One Total Recall Prop Was So Real, It Even Fooled Director Paul Verhoeven
The bread and butter of Paul Verhoeven's classic blockbuster, "Total Recall," has to be its practical effects. In fact, one of the prosthetics was so uncanny and realistic (at least in the footage) that Verhoeven thought it was one of his actors who had gone rogue and shot the scene without his involvement or permission. However, the truth was that prosthetic and makeup artist Rob Bottin had made a complete robot resembling Marshall Bell (who played mutant human George/Kuato) just so he could prove to the director that the vision he had dreamt up for the scene could be done the way he envisioned it without looking fake.
In a retrospective interview with Syfy, actor Mel Johnson Jr., who played the sneaky mutant spy Benny, recalled how Bottin fooled Verhoeven in a brilliant way. It had to do with one of the most memorable scenes, in which Kuato, a psychic mutant, is revealed to be a conjoined twin to George and the leader of Mars' Resistance. As Johnson said, "Even in today's terms you would have thought it was like a CGI thing, but Kuato was real. Kuato was like a physical thing. So all those movements were physical. Kuato, in order to work had to be a robot [not Marshall Bell] to get the mechanics for Kuato to work. And Paul really didn't want that."

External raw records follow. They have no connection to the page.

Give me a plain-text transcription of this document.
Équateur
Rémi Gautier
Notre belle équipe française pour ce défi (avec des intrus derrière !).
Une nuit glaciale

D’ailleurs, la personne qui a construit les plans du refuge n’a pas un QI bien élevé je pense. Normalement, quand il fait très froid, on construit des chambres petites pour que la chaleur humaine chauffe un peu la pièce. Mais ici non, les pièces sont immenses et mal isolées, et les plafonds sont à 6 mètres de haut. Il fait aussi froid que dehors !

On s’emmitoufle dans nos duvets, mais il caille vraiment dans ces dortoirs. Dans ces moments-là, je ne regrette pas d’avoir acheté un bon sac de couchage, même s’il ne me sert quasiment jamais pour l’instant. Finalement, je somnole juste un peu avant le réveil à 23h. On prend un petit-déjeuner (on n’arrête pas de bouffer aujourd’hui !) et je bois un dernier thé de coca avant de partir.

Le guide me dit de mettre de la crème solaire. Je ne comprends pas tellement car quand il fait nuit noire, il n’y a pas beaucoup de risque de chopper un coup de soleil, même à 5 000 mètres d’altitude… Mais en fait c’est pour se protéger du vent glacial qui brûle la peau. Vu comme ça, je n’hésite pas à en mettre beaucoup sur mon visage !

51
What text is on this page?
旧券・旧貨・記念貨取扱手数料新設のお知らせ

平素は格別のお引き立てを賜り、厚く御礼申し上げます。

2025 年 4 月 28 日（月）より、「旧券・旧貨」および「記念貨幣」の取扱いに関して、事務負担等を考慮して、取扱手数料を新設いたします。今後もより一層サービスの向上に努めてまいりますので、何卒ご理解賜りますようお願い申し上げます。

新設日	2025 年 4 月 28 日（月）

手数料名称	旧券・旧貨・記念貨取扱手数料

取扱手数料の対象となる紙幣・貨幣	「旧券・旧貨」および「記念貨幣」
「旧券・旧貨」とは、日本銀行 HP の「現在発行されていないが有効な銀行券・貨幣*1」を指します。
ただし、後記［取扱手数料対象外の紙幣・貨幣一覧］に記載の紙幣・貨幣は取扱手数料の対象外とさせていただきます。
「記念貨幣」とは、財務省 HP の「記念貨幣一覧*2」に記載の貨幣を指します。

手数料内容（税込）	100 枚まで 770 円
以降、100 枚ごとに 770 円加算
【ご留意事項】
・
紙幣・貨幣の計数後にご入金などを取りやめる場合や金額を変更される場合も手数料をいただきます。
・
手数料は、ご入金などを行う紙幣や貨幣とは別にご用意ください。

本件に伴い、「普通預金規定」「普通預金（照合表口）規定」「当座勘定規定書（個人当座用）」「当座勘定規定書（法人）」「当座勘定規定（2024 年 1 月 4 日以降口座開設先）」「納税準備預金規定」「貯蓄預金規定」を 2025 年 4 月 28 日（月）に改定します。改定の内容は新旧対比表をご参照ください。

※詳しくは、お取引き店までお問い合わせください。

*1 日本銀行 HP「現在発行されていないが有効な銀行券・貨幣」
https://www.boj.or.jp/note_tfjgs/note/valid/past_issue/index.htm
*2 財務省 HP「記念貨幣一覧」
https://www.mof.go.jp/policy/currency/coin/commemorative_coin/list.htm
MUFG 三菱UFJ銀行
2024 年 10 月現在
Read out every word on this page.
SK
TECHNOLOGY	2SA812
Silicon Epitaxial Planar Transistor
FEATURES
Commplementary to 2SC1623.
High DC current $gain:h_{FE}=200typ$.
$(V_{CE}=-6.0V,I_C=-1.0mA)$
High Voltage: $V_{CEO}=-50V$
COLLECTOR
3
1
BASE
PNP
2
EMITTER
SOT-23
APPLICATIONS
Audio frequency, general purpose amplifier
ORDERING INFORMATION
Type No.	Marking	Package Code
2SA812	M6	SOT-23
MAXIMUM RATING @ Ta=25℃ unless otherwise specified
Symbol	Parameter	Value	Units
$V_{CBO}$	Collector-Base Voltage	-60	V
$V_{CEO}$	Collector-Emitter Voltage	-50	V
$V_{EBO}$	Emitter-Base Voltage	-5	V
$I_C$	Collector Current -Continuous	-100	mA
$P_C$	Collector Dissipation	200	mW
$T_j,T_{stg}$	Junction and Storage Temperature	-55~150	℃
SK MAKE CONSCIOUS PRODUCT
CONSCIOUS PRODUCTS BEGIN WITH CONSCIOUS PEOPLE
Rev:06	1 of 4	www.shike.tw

Initially, Verhoeven said no, thinking it wouldn't look right. So Bottin shot some footage in secret to show the director. As Johnson explained, "Paul went, 'How did Marshall do this? Who told Marshall to do this scene without me?' Rob said, 'Uh-uh, that's not Marshall, that's my robot. I did it just so you could see, just from your reaction, that you didn't know that's not Marshall.'"
Rob Bottin was a genius back in those days
As a special make-up designer and creator, Bottin worked on some of the most iconic '80s and '90s movies whose practical effects still hold up magnificently today. Besides "Total Recall," he left his imprint on such classics as the original "The Thing," "Mission: Impossible," "Seven," and "Fear and Loathing in Las Vegas," among others.
Mel Johnson Jr. had the privilege of working with him on several occasions and brought up the scene where Benny reveals his identity with his mutated "long-arm" appendage as a moment in which Bottin's work proved inventive and inspiring. "For him to do my arm, I had to be in a complete half-body cast from my waist up to my neck, and I had never broken a limb or anything, so I was never in a cast before. I had to learn how to do body acting with my arm because there were like seven guys behind me moving that electronically when they took it off. And I just loved it. I thought it was great."
Bottin's contribution was immense in virtually everything he was involved in over the past four decades. This is why it's such a shame that he retired around 2002 after VFX had taken over the film and TV industry. His likely last (though uncredited) work came in Season 4 of "Game of Thrones," where he helped pull off King Joffrey's (Jack Gleeson) gory death scene.